Les Poètes du terroir T I/J.-Ant. de Baïf

Les Poètes du terroir du XVe au XXe siècleLibrairie Ch. Delagrave Tome premier (p. 48-51).

JEAN-ANTOINE DE BAÏF

(1532-1589)


Angevin par son père et Italien par sa mère, Jean-Antoine, fils naturel de Lazare de Baïf, naquit à Venise, au mois de février 1532. « Les sieurs de Baïf, famille ancienne de l’Anjou, dit Hauréau dans son Histoire littéraire du Maine (Paris, 1843-1852, in-8o, t. III), habitaient le château des Pins, près la Flèche, et possédaient au Maine les terres seigneuriales de Verneuil-le-Chétif et de Mangé. » Lazare de Baif, qui exerça toute sa vie des charges diplomatiques, resta près de deux années à Venise. De retour en France, il pourvut à l’éducation de son fils, qu’il confia successivement à un professeur du nom de Tusan et au célèbre Daurat. Jean-Antoiue contracta dans sa jeunesse de précieuses amitiés, et ce fut sous l’influence de Ronsard, dont il avait été longtemps le condisciple au collège Coqueret, que se développa son génie poétique. Les premiers vers qu’il publia furent les quatrains traduits de distiques latins, qui, avec une ode et une épitaphe, parurent en 1551, dans le Tombeau de Marguerite de Valois. Mais, a-t-on dit, ce n’était là qu’un jeu de sa muse naissante.
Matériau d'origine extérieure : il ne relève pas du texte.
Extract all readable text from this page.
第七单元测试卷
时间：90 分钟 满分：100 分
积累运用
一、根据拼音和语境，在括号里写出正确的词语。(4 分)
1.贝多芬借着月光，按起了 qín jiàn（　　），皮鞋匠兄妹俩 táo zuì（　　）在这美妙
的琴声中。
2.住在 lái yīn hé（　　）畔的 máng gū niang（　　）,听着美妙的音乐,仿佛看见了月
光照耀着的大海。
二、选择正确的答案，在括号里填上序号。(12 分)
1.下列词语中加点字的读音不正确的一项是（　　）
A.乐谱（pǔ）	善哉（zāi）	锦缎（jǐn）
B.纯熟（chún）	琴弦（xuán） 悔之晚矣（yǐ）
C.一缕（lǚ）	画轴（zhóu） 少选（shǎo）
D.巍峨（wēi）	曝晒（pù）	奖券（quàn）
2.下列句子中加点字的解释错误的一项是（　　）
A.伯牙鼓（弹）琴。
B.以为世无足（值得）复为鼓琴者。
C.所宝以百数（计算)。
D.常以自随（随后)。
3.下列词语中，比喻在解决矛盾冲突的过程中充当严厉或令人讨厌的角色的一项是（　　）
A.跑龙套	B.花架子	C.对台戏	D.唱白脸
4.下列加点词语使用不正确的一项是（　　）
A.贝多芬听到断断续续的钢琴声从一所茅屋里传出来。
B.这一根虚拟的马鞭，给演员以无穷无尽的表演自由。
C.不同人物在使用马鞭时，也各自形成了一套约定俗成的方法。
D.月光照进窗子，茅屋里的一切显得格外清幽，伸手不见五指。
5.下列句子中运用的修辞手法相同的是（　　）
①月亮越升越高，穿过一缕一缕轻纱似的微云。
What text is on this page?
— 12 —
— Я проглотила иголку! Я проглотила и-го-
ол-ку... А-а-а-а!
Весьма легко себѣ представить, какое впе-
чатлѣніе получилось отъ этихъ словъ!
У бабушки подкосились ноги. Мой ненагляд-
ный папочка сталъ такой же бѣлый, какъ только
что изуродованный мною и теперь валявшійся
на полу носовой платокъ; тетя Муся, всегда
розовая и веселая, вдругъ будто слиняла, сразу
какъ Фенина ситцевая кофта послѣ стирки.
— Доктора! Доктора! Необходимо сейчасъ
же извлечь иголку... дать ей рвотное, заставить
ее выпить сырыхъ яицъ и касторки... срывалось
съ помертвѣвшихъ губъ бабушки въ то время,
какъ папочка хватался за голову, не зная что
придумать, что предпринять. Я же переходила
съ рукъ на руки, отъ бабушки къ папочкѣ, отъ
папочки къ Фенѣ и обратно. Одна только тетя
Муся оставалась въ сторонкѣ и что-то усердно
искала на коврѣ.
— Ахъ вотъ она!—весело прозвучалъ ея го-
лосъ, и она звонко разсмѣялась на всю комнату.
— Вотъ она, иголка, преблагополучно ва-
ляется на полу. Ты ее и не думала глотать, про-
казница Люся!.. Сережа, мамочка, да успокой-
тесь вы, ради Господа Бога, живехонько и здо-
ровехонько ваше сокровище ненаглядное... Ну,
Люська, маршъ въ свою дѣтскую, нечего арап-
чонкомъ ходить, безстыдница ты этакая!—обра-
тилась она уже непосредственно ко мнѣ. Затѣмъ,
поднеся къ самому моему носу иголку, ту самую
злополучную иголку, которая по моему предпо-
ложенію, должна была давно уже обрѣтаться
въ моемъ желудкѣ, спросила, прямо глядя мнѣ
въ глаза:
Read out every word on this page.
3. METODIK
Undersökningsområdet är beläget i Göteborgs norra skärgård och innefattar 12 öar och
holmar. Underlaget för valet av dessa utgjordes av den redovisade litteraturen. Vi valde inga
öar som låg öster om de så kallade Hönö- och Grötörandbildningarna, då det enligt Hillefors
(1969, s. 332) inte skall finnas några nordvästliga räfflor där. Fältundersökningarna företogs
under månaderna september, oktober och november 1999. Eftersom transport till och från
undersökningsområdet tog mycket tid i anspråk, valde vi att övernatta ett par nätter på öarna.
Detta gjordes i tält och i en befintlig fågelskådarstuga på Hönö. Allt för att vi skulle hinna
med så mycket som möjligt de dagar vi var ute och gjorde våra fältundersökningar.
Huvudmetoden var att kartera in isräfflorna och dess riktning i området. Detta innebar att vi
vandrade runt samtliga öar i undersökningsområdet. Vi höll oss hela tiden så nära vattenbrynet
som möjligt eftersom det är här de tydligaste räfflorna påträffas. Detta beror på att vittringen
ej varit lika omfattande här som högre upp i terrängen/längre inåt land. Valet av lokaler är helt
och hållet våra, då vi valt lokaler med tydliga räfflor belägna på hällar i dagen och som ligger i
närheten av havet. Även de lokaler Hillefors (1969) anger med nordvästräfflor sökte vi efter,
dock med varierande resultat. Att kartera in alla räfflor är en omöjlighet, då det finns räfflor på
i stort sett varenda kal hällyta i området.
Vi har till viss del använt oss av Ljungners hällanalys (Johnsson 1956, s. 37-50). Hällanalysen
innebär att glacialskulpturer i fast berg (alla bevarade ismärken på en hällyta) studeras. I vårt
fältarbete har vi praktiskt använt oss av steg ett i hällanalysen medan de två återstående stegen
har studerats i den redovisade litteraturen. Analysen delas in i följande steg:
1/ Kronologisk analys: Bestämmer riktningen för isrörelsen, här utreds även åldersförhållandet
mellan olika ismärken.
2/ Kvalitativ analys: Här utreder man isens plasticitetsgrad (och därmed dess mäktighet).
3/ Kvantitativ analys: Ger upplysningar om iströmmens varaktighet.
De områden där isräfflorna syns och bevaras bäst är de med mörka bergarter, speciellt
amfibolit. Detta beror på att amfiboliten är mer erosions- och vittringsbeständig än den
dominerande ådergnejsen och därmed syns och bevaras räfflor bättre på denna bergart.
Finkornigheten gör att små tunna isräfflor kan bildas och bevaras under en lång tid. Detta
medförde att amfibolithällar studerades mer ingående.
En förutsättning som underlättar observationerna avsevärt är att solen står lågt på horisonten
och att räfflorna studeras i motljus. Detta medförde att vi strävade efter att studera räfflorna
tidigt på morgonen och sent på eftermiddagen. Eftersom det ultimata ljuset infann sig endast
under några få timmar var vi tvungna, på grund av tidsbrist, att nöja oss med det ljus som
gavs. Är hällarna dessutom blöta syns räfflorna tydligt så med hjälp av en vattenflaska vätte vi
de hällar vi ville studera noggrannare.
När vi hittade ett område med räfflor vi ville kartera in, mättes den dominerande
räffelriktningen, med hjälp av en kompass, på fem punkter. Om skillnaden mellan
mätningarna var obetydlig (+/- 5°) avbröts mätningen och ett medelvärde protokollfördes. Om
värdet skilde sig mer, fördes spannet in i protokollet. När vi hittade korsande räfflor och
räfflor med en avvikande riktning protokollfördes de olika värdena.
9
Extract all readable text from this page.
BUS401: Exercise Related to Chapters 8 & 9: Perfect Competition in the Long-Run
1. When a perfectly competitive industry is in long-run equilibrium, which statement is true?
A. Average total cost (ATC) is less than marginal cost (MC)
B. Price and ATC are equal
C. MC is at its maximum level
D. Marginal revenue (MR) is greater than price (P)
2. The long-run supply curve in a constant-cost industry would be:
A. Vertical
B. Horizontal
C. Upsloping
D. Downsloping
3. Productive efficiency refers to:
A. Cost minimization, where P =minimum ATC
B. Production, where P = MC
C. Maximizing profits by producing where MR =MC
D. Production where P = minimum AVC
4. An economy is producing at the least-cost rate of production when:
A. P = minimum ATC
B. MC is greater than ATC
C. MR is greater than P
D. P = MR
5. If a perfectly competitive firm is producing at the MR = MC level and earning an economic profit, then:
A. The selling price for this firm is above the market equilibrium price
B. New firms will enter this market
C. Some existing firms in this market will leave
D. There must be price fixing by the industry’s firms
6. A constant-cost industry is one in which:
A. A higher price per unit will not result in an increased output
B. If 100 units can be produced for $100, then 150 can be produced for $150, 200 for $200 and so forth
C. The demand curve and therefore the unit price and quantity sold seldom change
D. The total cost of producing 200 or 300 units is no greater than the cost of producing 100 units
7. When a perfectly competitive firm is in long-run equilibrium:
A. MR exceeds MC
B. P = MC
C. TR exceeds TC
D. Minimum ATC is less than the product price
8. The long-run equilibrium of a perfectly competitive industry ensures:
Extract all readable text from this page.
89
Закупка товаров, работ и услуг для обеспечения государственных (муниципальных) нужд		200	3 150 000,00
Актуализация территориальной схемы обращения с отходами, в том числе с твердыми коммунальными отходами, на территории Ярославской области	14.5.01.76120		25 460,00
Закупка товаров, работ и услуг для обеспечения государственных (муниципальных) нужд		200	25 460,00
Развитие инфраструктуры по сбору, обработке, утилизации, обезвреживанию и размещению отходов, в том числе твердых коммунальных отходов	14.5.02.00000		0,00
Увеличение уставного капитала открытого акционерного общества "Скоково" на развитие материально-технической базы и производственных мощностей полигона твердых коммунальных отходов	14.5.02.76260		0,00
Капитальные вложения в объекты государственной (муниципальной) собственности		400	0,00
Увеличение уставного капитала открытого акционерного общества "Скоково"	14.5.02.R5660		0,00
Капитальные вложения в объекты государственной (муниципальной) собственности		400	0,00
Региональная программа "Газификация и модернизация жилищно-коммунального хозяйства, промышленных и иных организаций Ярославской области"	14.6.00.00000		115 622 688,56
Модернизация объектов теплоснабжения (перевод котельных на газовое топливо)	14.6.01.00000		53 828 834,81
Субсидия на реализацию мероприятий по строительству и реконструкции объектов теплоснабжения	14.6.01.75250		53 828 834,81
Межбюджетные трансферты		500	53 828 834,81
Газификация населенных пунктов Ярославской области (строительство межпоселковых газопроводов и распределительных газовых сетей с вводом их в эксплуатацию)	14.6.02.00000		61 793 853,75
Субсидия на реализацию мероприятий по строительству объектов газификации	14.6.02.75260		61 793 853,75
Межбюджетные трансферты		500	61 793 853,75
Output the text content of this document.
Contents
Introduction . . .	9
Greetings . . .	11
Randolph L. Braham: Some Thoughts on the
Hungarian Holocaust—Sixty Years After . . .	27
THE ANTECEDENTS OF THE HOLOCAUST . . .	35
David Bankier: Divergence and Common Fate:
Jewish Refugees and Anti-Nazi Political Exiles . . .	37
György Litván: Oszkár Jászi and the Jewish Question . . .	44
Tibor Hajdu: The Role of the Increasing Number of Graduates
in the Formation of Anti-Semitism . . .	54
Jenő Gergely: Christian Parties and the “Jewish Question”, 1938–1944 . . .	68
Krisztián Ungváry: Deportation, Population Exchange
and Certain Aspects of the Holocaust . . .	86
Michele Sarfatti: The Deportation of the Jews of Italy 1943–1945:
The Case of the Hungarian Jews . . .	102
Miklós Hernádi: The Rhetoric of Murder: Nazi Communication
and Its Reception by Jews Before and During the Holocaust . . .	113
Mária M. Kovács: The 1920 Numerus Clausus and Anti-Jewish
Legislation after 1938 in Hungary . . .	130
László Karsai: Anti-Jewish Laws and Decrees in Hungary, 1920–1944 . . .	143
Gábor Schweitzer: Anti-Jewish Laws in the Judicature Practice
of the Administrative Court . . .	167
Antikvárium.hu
Il s’enhardit bientôt à célébrer ses amours, et fit paraître, en l’espace de quatre années, la matière de six livres d’odes, de sonnets et de chansonnettes.

Peu d’événements remplissent la vie de Baïf. On sait seulement qu’il se rendit au concile de Trente et descendit en Italie. En faveur à la cour, il fonda par la suite, et grâce à la munificence royale, notre première Académie nationale, celle dite des Valois, et eut le premier l’honneur de tenter une alliance étroite de la poésie et de la musique, en soumettant l’une et l’autre à des lois mélodiques.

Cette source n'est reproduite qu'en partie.